I'm looking for a simple tool that, given a set of files, can split it into subsets that are smaller than a given size. It doesn't need to split individual files, just pack them into the subsets in an efficient way. It could actually move files into subdirs to create the subsets, or could just output a list of what goes where.

Think archiving files -- lots of files -- to DVD. Doing this manually gets old, fast.

I can't seem to find this tool. Am I not searching for the right terms to find it, or does it need to be written (or dug out of someone's ~/bin/) and added to moreutils?


Lots of feedback on this one. This problem is called the knapsack problem (which I should have known). Specifically, the 0-1 varient. It's NP-hard.

The best alogorithm I've seen suggested is to go through the files, largest first, and put them into the first volume that will hold them. This is implemented in packcd.
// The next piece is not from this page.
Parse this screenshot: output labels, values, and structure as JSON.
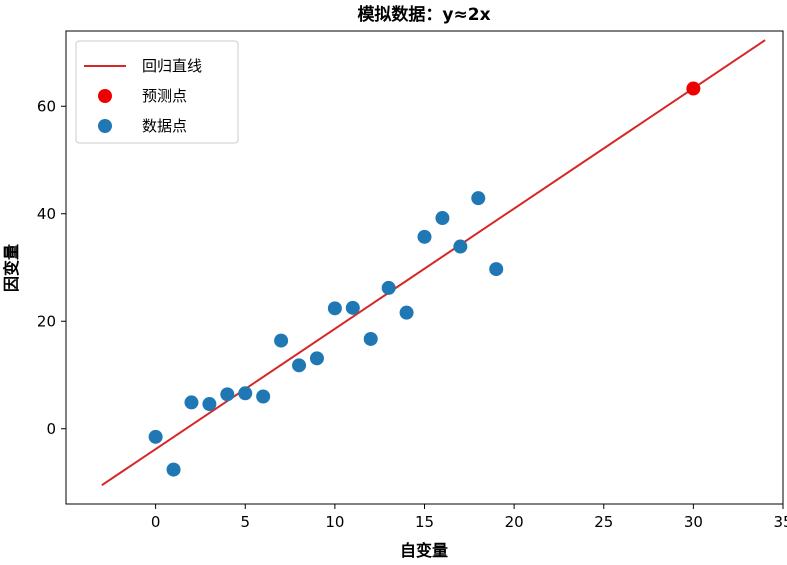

Debian's mkisofs package has a dirsplit that uses a much worse approach, randomising the list, putting each file into the first volume that will hold them, and iterating 500 times to find the least wasteful packing. Yugh. On the other hand, it does know various things about how much space filenames will take on the CD.

sync2cd can do basic splitting, although not smart ordering, as well as lots of other stuff.

gafitter looks intriguing. It uses Genetic Algorithms to fit files into volumes of a given size. And it works as a filter.

I still think it would be nice to have a generic unix tool that could take du input and output the list of files and which set to put them in. There are, after all, applications for this beyond packing CDs..

Update 2:

I'm currently using gafitter, although oddly not using its GA mode, but its simple packing mode (because I want to keep subdirs on the same dvd). The script I use to split out a dvd worth of stuff with gafitter and burn it with growisofs can be downloaded from my repo here.